Rosja-Wielka Brytania/ Kryzys dyplomatyczny wpływa na nastroje społeczne
- Agata Rundo
Zapoczątkowany zabójstwem Aleksandra Litwinienki, kryzys na linii Moskwa – Londyn, doprowadził do konfliktu środowisk dyplomatycznych obu krajów i wydalenia po czterech dyplomatów z każdej z ambasad. Wpłynął również na nastroje społeczne.
W badaniu opinii publicznej przeprowadzonym przez niezależną firmę badawczą FOM tylko 7 proc. obywateli Rosji biorących udział w ankiecie opowiedziało się za wydaniem Andrieja Ługowoja Wielkiej Brytanii. Pozostała część ankietowanych zdecydowanie zgadza się ze stanowiskiem Kremla, jakoby konstytucja i prawo narodowe chroniły Ługowoja przed ekstradycją z Rosji.
Znaczne poparcie dla Putina, deklarowane przez obywateli Federacji Rosyjskiej, wiąże się z silnym stanowiskiem prezydenta w sprawie konfliktu z Londynem i powoływaniem się na zapisy w ustawie zasadniczej. Putin w jednym ze swych wystąpień w rosyjskiej telewizji skrytykował postępowanie władz Wielkiej Brytanii i określił je jako pozostałości po okresie kolonialnym. Była to odpowiedź na sugestie Londynu, jakoby Kreml miał zmienić obecną konstytucję tak, aby móc, w razie konieczności, dokonywać ekstradycji własnych obywateli.

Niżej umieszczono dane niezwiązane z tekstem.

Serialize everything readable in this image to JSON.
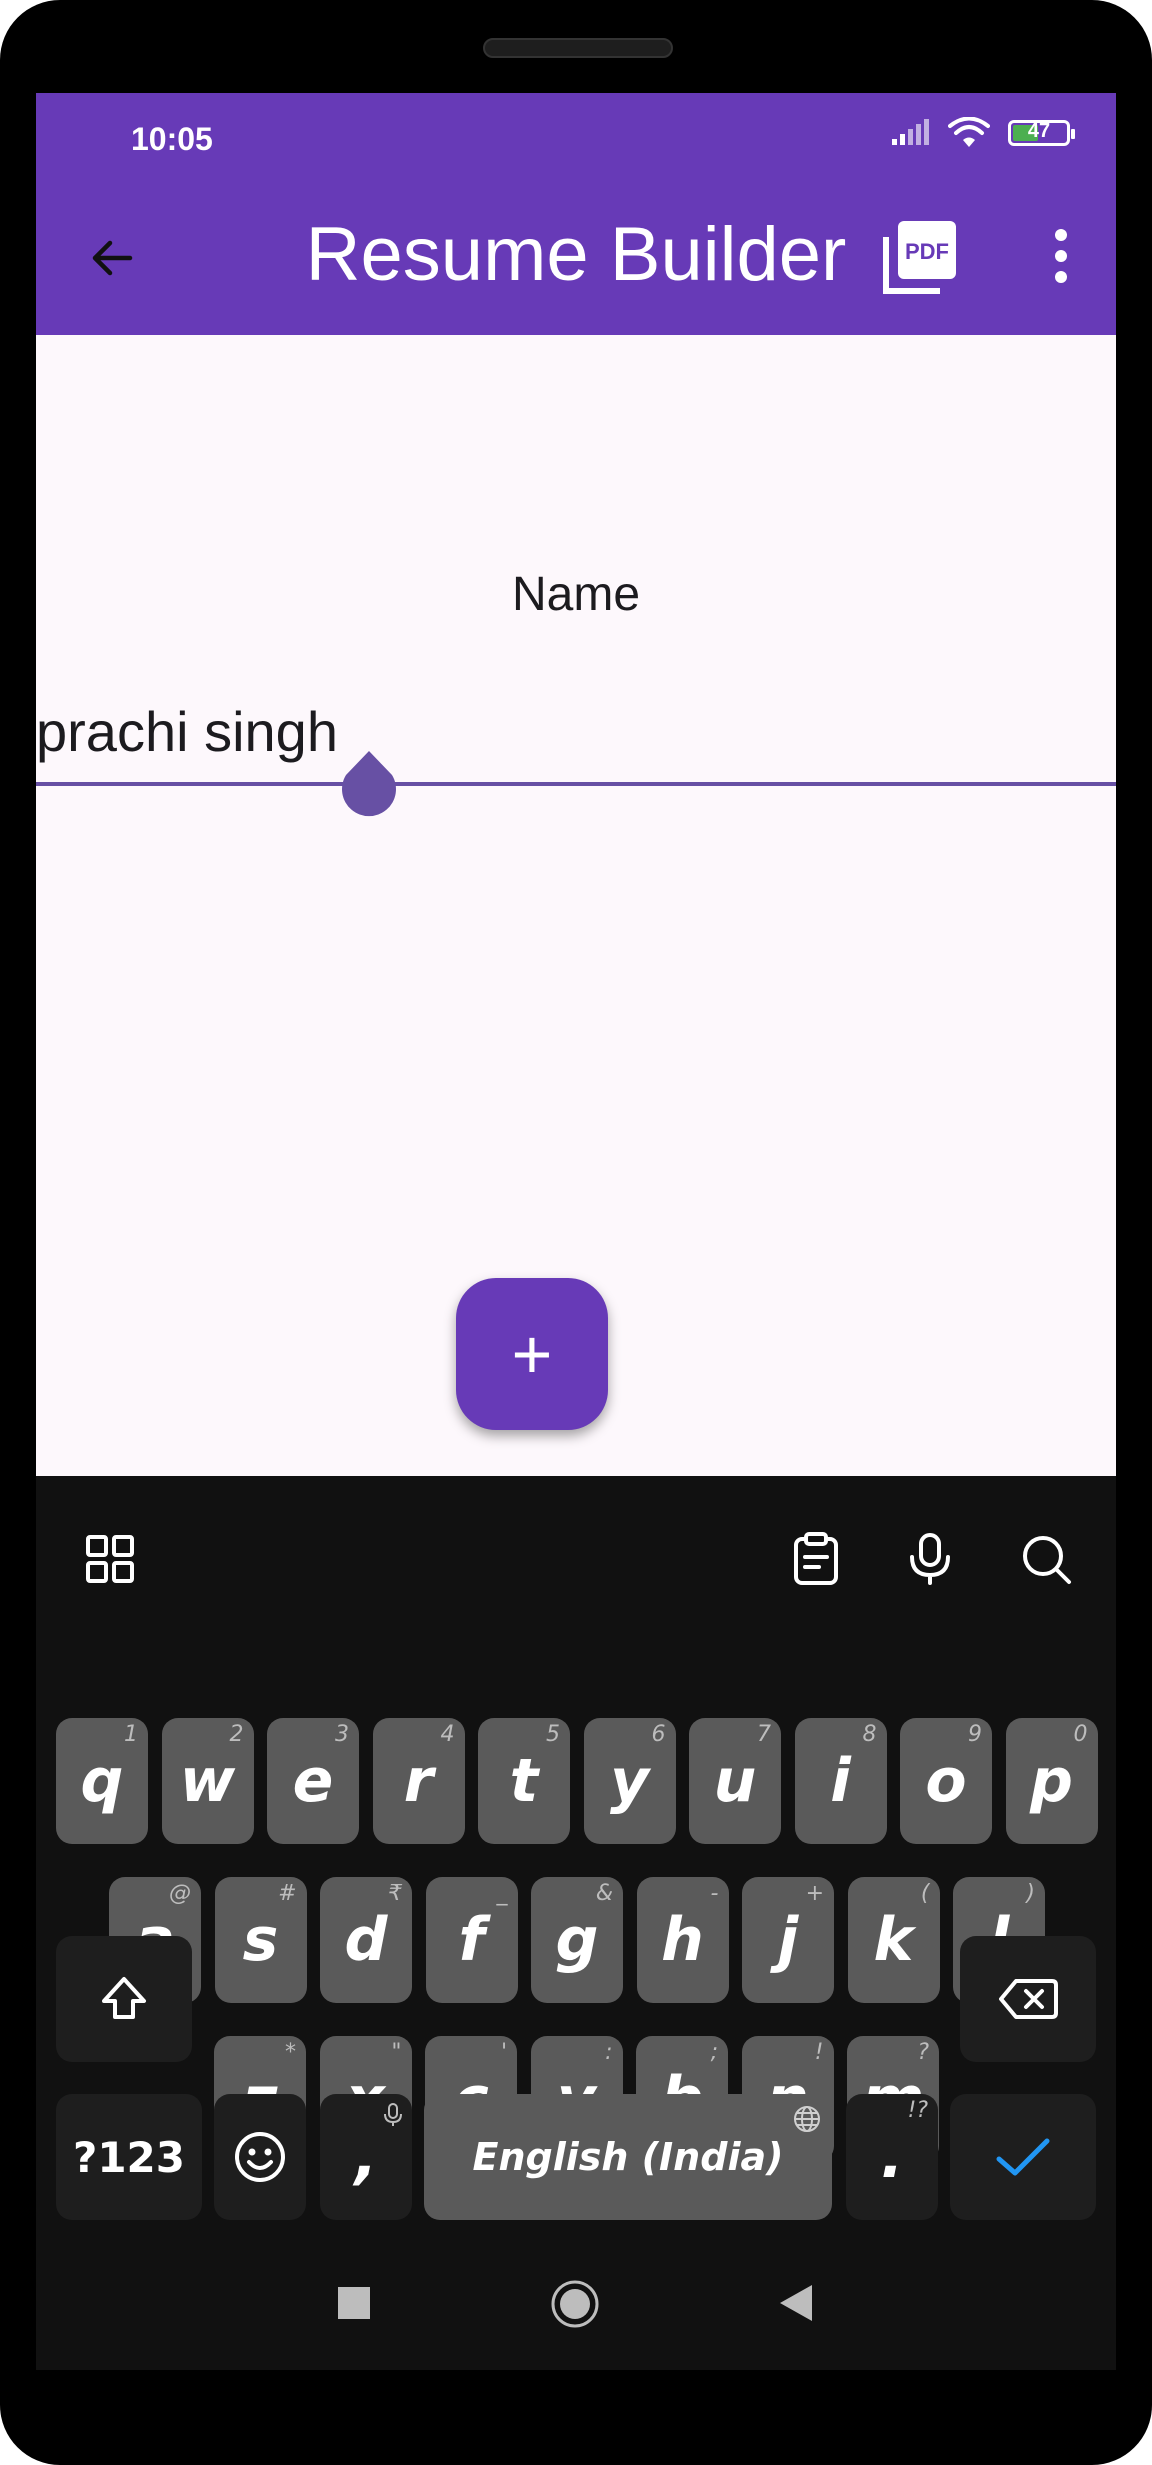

Spór o Ługowoja ze sfery polityki i dyplomacji przeniósł się już również na opinie społeczne. Według ostatnich badań, Wielka Brytania straciła w oczach rosyjskiego społeczeństwa jako godny partner Rosji i uczciwy przeciwnik.
Andriej Ługowoj jest głównym podejrzanym brytyjskiego Scotland Yardu o otrucie radioaktywnym polonem 210 byłego rosyjskiego szpiega, potem przeciwnika polityki Kremla – Aleksandra Litwinienki. Podczas gdy w Londynie Ługowoj jest głównym oskarżonym, w śledztwie prowadzonym w Rosji ma on status „jednego z wielu”. Ponadto dowody oskarżenia zebrane w Wielkiej Brytanii nie zostały w całości udostępnione rosyjskiej policji, która uznała je za niepełne i niezasadne.
Zdziwienie w tej kwestii wyraził również Michaił Gorbaczow, pierwszy prezydent Związku Radzieckiego, podkreślając, że w tego typu śledztwie nieuzasadnione jest zatajanie części zebranych materiałów. Dodał również, iż cały konflikt nie rozwinął się w najlepszym dla Rosji kierunku, zatem to w rękach polityków leży obecnie wyjście z zaistniałej sytuacji i zwrócenie relacji z Wielką Brytanią na właściwe tory.